To minimize bias of the regression coefficient, predictors with a missing rate of more than 5% were excluded. As previously described (Gong et al., 2020), the missing values were imputed by the expectation-maximization (EM) method using SPSS statistical software. The nomogram was established with the rms package, and the performance of the nomogram was evaluated by discrimination (Harrell’s concordance index) and calibration (calibration plots and Hosmer-Lemeshow calibration test) analyses in R. R software (version 3.6.2) was used for all statistical analysis except SPSS analysis. The optimal cut-off value of total points of the nomogram was determined by the R package survminer, which uses the maximally selected rank statistics from the ‘maxstat’ R package.

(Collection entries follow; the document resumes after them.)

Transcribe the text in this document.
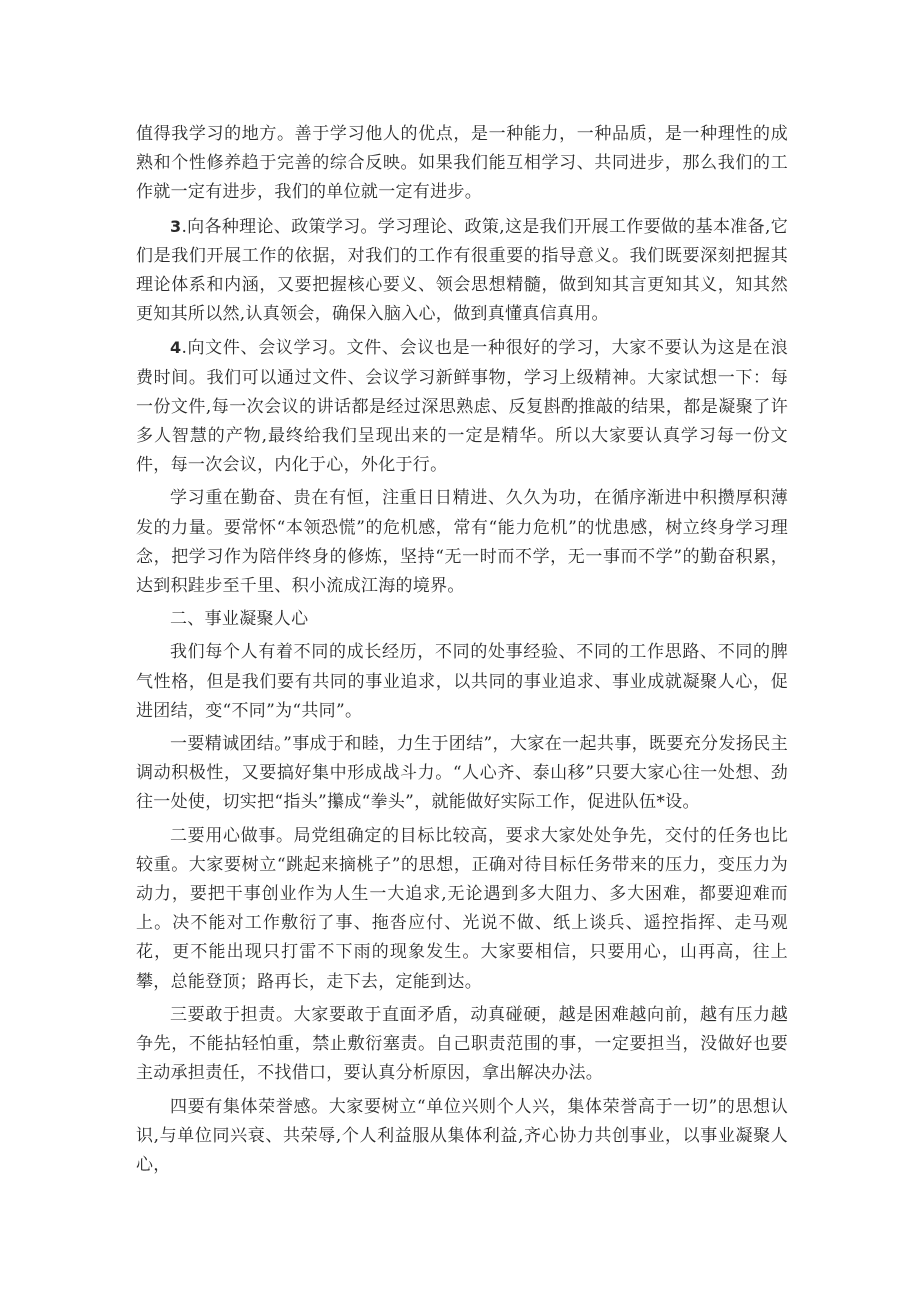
值得我学习的地方。善于学习他人的优点，是一种能力，一种品质，是一种理性的成熟和个性修养趋于完善的综合反映。如果我们能互相学习、共同进步，那么我们的工作就一定有进步，我们的单位就一定有进步。

3.向各种理论、政策学习。学习理论、政策,这是我们开展工作要做的基本准备,它们是我们开展工作的依据，对我们的工作有很重要的指导意义。我们既要深刻把握其理论体系和内涵，又要把握核心要义、领会思想精髓，做到知其言更知其义，知其然更知其所以然,认真领会，确保入脑入心，做到真懂真信真用。

4.向文件、会议学习。文件、会议也是一种很好的学习，大家不要认为这是在浪费时间。我们可以通过文件、会议学习新鲜事物，学习上级精神。大家试想一下：每一份文件,每一次会议的讲话都是经过深思熟虑、反复斟酌推敲的结果，都是凝聚了许多人智慧的产物,最终给我们呈现出来的一定是精华。所以大家要认真学习每一份文件，每一次会议，内化于心，外化于行。

学习重在勤奋、贵在有恒，注重日日精进、久久为功，在循序渐进中积攒厚积薄发的力量。要常怀“本领恐慌”的危机感，常有“能力危机”的忧患感，树立终身学习理念，把学习作为陪伴终身的修炼，坚持“无一时而不学，无一事而不学”的勤奋积累，达到积跬步至千里、积小流成江海的境界。

二、事业凝聚人心

我们每个人有着不同的成长经历，不同的处事经验、不同的工作思路、不同的脾气性格，但是我们要有共同的事业追求，以共同的事业追求、事业成就凝聚人心，促进团结，变“不同”为“共同”。

一要精诚团结。”事成于和睦，力生于团结”，大家在一起共事，既要充分发扬民主调动积极性，又要搞好集中形成战斗力。“人心齐、泰山移”只要大家心往一处想、劲往一处使，切实把“指头”攥成“拳头”，就能做好实际工作，促进队伍*设。

二要用心做事。局党组确定的目标比较高，要求大家处处争先，交付的任务也比较重。大家要树立“跳起来摘桃子”的思想，正确对待目标任务带来的压力，变压力为动力，要把干事创业作为人生一大追求,无论遇到多大阻力、多大困难，都要迎难而上。决不能对工作敷衍了事、拖沓应付、光说不做、纸上谈兵、遥控指挥、走马观花，更不能出现只打雷不下雨的现象发生。大家要相信，只要用心，山再高，往上攀，总能登顶；路再长，走下去，定能到达。

三要敢于担责。大家要敢于直面矛盾，动真碰硬，越是困难越向前，越有压力越争先，不能拈轻怕重，禁止敷衍塞责。自己职责范围的事，一定要担当，没做好也要主动承担责任，不找借口，要认真分析原因，拿出解决办法。

四要有集体荣誉感。大家要树立“单位兴则个人兴，集体荣誉高于一切”的思想认识,与单位同兴衰、共荣辱,个人利益服从集体利益,齐心协力共创事业，以事业凝聚人心，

Survival curves were depicted by the Kaplan-Meier analysis and compared by the log-rank test. A P-value < 0.05 was statistically significant.

Results

Demographics and characteristics of COVID-19 patients

A total of 331 patients with COVID-19 were included from the Third Affiliated Hospital of Sun Yat-sen University (n=18) and Huangshi Hospital of Traditional Chinese Medicine (Infectious Disease Hospital) (n=313). All patients were followed-up and then divided into death (n=23) and survival (n=308) groups (Figure 1). The median age of the Death and Survival groups was significantly different (69 years and 51 years, respectively, P<0.01). Analysis of clinical characteristics showed that these patients presented with fever (n=271, 81.9%), diarrhea (n=20, 6.0%) and had comorbidities (n=89, 26.9.0%). Moreover, the number of patients with older age and comorbidities in the Death group was significantly greater than in the Survival group (P<0.05) (Table 1). There were no significant differences in sex, clinical symptoms such as fever and diarrhea and laboratory markers WBC, HGB, and monocyte between both groups. However, the neutrophil count, NLR, INR, CRP, DBIL, UREA, LDH and GLU were significantly higher in the Death group than in the Survival group (P<0.01), while RBC, PLT, lymphocyte count and ALB levels were significantly lower in the Death group than in the Survival group (P<0.01) (Table 1).

FIGURE 1

Figure 1 Flow chart of enrolled patients with COVID-19.

TABLE 1

Table 1 Baseline demographic and clinical characteristics of COVID-19 patients in Survival and Death groups.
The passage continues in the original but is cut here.